Lot of attention has been placed in the evaluation of fracture height growth during hydraulic fracturing. While there are analytical solutions available to estimate vertical fracture growth, a more comprehensive solution requires the use of coupled geomechanics-reservoir simulators that could also fully incorporate the effects of fluid flow into the analysis. This paper introduces results from a coupled geomechanical/reservoir simulator, GMRS?, to estimate the extent of vertical tensile regions developed in the sand interval that could break into adjacent shales during surfactant-polymer injection for a well located onshore Asia. The reservoir was treated as an elastic material and the injection zone was treated as a zone of higher permeability after the weakly consolidated formation reached a tensile stress state.
The geomechanical information for GMRS was obtained from triaxial tests, well logs, and minifracs. Reservoir and fluid data were extracted from the in-house reservoir simulator model available for the field (CHEARS).
We evaluated half unit of a seven spot pattern by building an unstructured grid, which provide more flexibility in terms of geometry. The results indicated that injection rates higher than 4000 B/D combined with viscosities greater than 10 cp will cause the fractures to break into the shales, reaching the bottom sand. Additionally, injection rates lower than 2000 B/D were shown to be safe even for the highest viscosity tested, viz 30 cp. Viscosities greater than 20 cp will cause the injection fluid to break into adjacent sands if the flow rates are above 2000 B/D. As expected, the higher the viscosity and the injection rate, the higher the tendency of the fractures to grow out of containment. A chart with safe limits for surfactant-polymer injection was provided to the business unit to guide them in the design of new injectors and conditions for safe surfactant-polymer injection.
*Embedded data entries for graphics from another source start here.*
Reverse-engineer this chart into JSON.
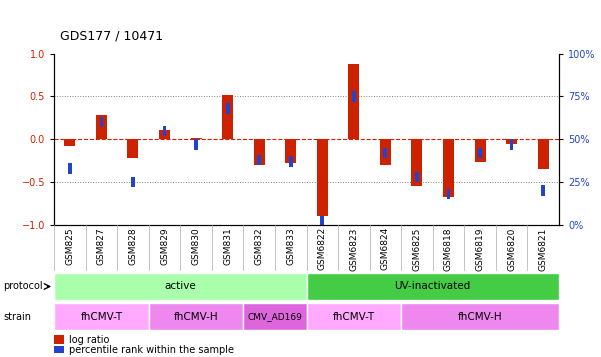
{
  "title": "GDS177 / 10471",
  "samples": [
    "GSM825",
    "GSM827",
    "GSM828",
    "GSM829",
    "GSM830",
    "GSM831",
    "GSM832",
    "GSM833",
    "GSM6822",
    "GSM6823",
    "GSM6824",
    "GSM6825",
    "GSM6818",
    "GSM6819",
    "GSM6820",
    "GSM6821"
  ],
  "log_ratio": [
    -0.08,
    0.28,
    -0.22,
    0.11,
    0.02,
    0.52,
    -0.3,
    -0.28,
    -0.9,
    0.88,
    -0.3,
    -0.55,
    -0.68,
    -0.26,
    -0.05,
    -0.35
  ],
  "pct_rank": [
    33,
    60,
    25,
    55,
    47,
    68,
    38,
    37,
    2,
    75,
    42,
    28,
    18,
    42,
    47,
    20
  ],
  "protocol_groups": [
    {
      "label": "active",
      "start": 0,
      "end": 8,
      "color": "#aaffaa"
    },
    {
      "label": "UV-inactivated",
      "start": 8,
      "end": 16,
      "color": "#44cc44"
    }
  ],
  "strain_groups": [
    {
      "label": "fhCMV-T",
      "start": 0,
      "end": 3,
      "color": "#ffaaff"
    },
    {
      "label": "fhCMV-H",
      "start": 3,
      "end": 6,
      "color": "#ee88ee"
    },
    {
      "label": "CMV_AD169",
      "start": 6,
      "end": 8,
      "color": "#dd66dd"
    },
    {
      "label": "fhCMV-T",
      "start": 8,
      "end": 11,
      "color": "#ffaaff"
    },
    {
      "label": "fhCMV-H",
      "start": 11,
      "end": 16,
      "color": "#ee88ee"
    }
  ],
  "bar_color_red": "#cc2200",
  "bar_color_blue": "#2244cc",
  "ylim": [
    -1.0,
    1.0
  ],
  "right_ylim": [
    0,
    100
  ],
  "right_yticks": [
    0,
    25,
    50,
    75,
    100
  ],
  "right_yticklabels": [
    "0%",
    "25%",
    "50%",
    "75%",
    "100%"
  ],
  "left_yticks": [
    -1.0,
    -0.5,
    0.0,
    0.5,
    1.0
  ],
  "hline_y": 0.0,
  "dotted_lines": [
    -0.5,
    0.5
  ],
  "legend_red": "log ratio",
  "legend_blue": "percentile rank within the sample",
  "protocol_label": "protocol",
  "strain_label": "strain"
}
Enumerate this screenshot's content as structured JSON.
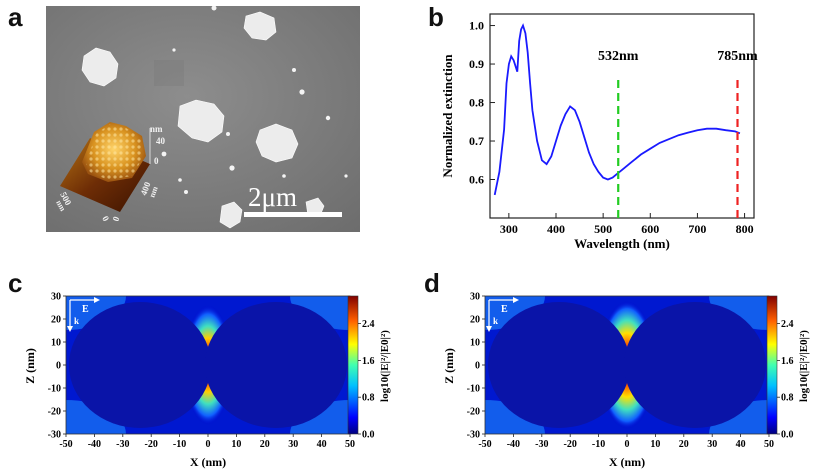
{
  "panels": {
    "a": "a",
    "b": "b",
    "c": "c",
    "d": "d"
  },
  "sem": {
    "scale_bar": "2μm",
    "afm_inset": {
      "z_unit": "nm",
      "z_ticks": [
        "40",
        "0"
      ],
      "x_ticks": [
        "500",
        "0"
      ],
      "x_unit": "nm",
      "y_ticks": [
        "400",
        "0"
      ],
      "y_unit": "nm"
    }
  },
  "chart_data": [
    {
      "type": "line",
      "panel": "b",
      "title": "",
      "xlabel": "Wavelength (nm)",
      "ylabel": "Normalized extinction",
      "xlim": [
        260,
        820
      ],
      "ylim": [
        0.5,
        1.03
      ],
      "x_ticks": [
        "300",
        "400",
        "500",
        "600",
        "700",
        "800"
      ],
      "y_ticks": [
        "0.6",
        "0.7",
        "0.8",
        "0.9",
        "1.0"
      ],
      "series": [
        {
          "name": "extinction",
          "color": "#1a1aff",
          "x": [
            270,
            280,
            290,
            295,
            300,
            305,
            310,
            318,
            322,
            326,
            330,
            335,
            340,
            345,
            350,
            360,
            370,
            380,
            390,
            400,
            410,
            420,
            430,
            440,
            450,
            460,
            470,
            480,
            490,
            500,
            510,
            520,
            530,
            540,
            560,
            580,
            600,
            620,
            640,
            660,
            680,
            700,
            720,
            740,
            760,
            780,
            790
          ],
          "y": [
            0.56,
            0.62,
            0.73,
            0.85,
            0.9,
            0.92,
            0.91,
            0.88,
            0.96,
            0.99,
            1.0,
            0.98,
            0.93,
            0.85,
            0.78,
            0.7,
            0.65,
            0.64,
            0.66,
            0.7,
            0.74,
            0.77,
            0.79,
            0.78,
            0.75,
            0.71,
            0.67,
            0.64,
            0.62,
            0.605,
            0.6,
            0.605,
            0.615,
            0.625,
            0.645,
            0.665,
            0.68,
            0.695,
            0.705,
            0.715,
            0.722,
            0.728,
            0.732,
            0.732,
            0.728,
            0.725,
            0.72
          ]
        }
      ],
      "annotations": [
        {
          "label": "532nm",
          "x": 532,
          "color": "#22cc22",
          "style": "dashed"
        },
        {
          "label": "785nm",
          "x": 785,
          "color": "#ee2222",
          "style": "dashed"
        }
      ]
    },
    {
      "type": "heatmap",
      "panel": "c",
      "xlabel": "X (nm)",
      "ylabel": "Z (nm)",
      "xlim": [
        -50,
        50
      ],
      "ylim": [
        -30,
        30
      ],
      "x_ticks": [
        "-50",
        "-40",
        "-30",
        "-20",
        "-10",
        "0",
        "10",
        "20",
        "30",
        "40",
        "50"
      ],
      "y_ticks": [
        "30",
        "20",
        "10",
        "0",
        "-10",
        "-20",
        "-30"
      ],
      "colorbar": {
        "label": "log10(|E|²/|E0|²)",
        "ticks": [
          "2.4",
          "1.6",
          "0.8",
          "0.0"
        ],
        "range": [
          0.0,
          3.0
        ]
      },
      "field_labels": {
        "e": "E",
        "k": "k"
      },
      "particles": [
        {
          "cx": -25,
          "rx": 23,
          "rz": 26
        },
        {
          "cx": 25,
          "rx": 23,
          "rz": 26
        }
      ],
      "gap_nm": 4
    },
    {
      "type": "heatmap",
      "panel": "d",
      "xlabel": "X (nm)",
      "ylabel": "Z (nm)",
      "xlim": [
        -50,
        50
      ],
      "ylim": [
        -30,
        30
      ],
      "x_ticks": [
        "-50",
        "-40",
        "-30",
        "-20",
        "-10",
        "0",
        "10",
        "20",
        "30",
        "40",
        "50"
      ],
      "y_ticks": [
        "30",
        "20",
        "10",
        "0",
        "-10",
        "-20",
        "-30"
      ],
      "colorbar": {
        "label": "log10(|E|²/|E0|²)",
        "ticks": [
          "2.4",
          "1.6",
          "0.8",
          "0.0"
        ],
        "range": [
          0.0,
          3.0
        ]
      },
      "field_labels": {
        "e": "E",
        "k": "k"
      },
      "particles": [
        {
          "cx": -25,
          "rx": 23,
          "rz": 26
        },
        {
          "cx": 25,
          "rx": 23,
          "rz": 26
        }
      ],
      "gap_nm": 4
    }
  ]
}
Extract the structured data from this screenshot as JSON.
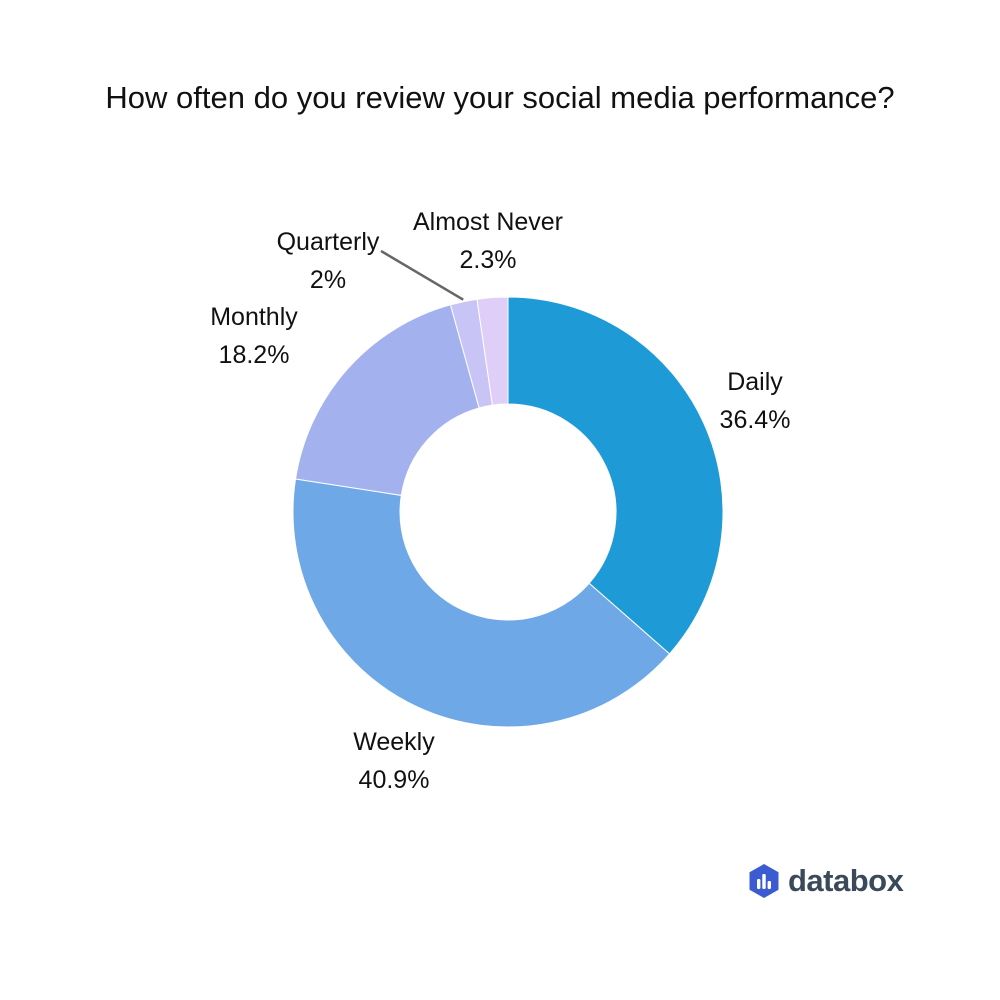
{
  "chart_data": {
    "type": "pie",
    "variant": "donut",
    "title": "How often do you review your social media performance?",
    "categories": [
      "Daily",
      "Weekly",
      "Monthly",
      "Quarterly",
      "Almost Never"
    ],
    "values": [
      36.4,
      40.9,
      18.2,
      2,
      2.3
    ],
    "value_labels": [
      "36.4%",
      "40.9%",
      "18.2%",
      "2%",
      "2.3%"
    ],
    "colors": [
      "#1e9bd7",
      "#6fa8e6",
      "#a3b2ef",
      "#c8c4f5",
      "#dfcff8"
    ],
    "start": "12 o'clock",
    "direction": "clockwise"
  },
  "brand": {
    "name": "databox",
    "icon": "databox-logo-icon",
    "color": "#3b4a5a",
    "icon_color": "#3d5bd1"
  }
}
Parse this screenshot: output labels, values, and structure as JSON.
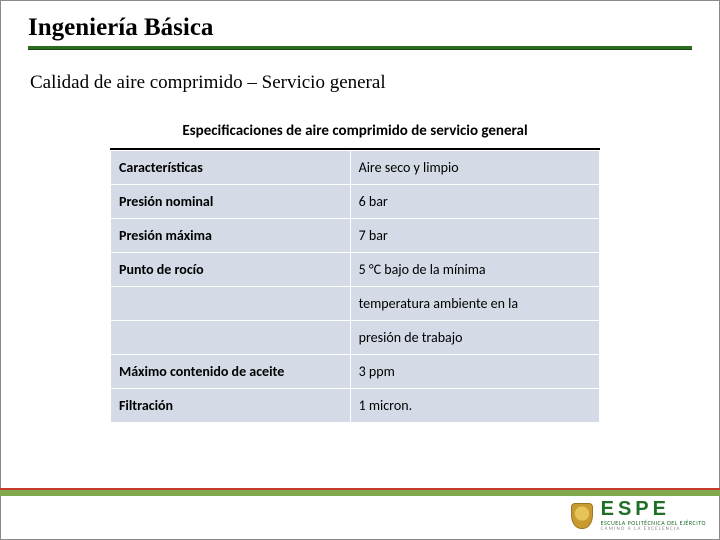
{
  "colors": {
    "title_underline_top": "#2b6d1e",
    "title_underline_bottom": "#1a4412",
    "table_cell_bg": "#d4dbe6",
    "bottom_bar_green": "#7fa94a",
    "bottom_bar_red": "#c7392c",
    "espe_green": "#1f6f26",
    "frame_border": "#8a8a8a"
  },
  "title": "Ingeniería Básica",
  "subtitle": "Calidad de aire comprimido – Servicio general",
  "table": {
    "caption": "Especificaciones de aire comprimido de servicio general",
    "columns": [
      "label",
      "value"
    ],
    "col_widths_pct": [
      49,
      51
    ],
    "cell_bg": "#d4dbe6",
    "cell_border": "#ffffff",
    "label_font_weight": "bold",
    "font_size_pt": 11,
    "rows": [
      {
        "label": "Características",
        "value": "Aire seco y limpio"
      },
      {
        "label": "Presión nominal",
        "value": "6 bar"
      },
      {
        "label": "Presión máxima",
        "value": "7 bar"
      },
      {
        "label": "Punto de rocío",
        "value": "5 °C bajo de la mínima"
      },
      {
        "label": "",
        "value": "temperatura ambiente en la"
      },
      {
        "label": "",
        "value": "presión de trabajo"
      },
      {
        "label": "Máximo contenido de aceite",
        "value": "3 ppm"
      },
      {
        "label": "Filtración",
        "value": "1 micron."
      }
    ]
  },
  "footer": {
    "brand": "ESPE",
    "line1": "ESCUELA POLITÉCNICA DEL EJÉRCITO",
    "line2": "CAMINO A LA EXCELENCIA"
  }
}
Modeling fracture growth is the main goal of fracturing modeling. The growth of fractures in layered reservoirs has been mainly attributed to the minimum in-situ stress contrast; while the Young's modulus contrast has considered only secondary in importance. (Warpinski et al, Hongren and Siebrits, Liu et al., 1998). Some parameters that have been found to play important roles in fracture growth are listed as:
Shear stress at the interface (Hanson et al)
Elastic properties, in-situ stresses and pressure gradients
Joints, faults and bedding planes
Intefacial slippage
In laminated sand and shale sequences, Miskimins and Barree (2003) indicate slippage at the boundaries, rock mechanics property contrast; in particular contrast in Young's Modulus values for the sand and shales, and contribution of differences in poroelasticity for shale and sand as the most significant parameters in laminated reservoirs.
Pump rate and rheologic parameters of the injecting fluid have also been found to affect height propagation (Liu, S. et al., 1998)
There are no many tools available to model the mechanics of a plethora of individual fractures in a reservoir condition.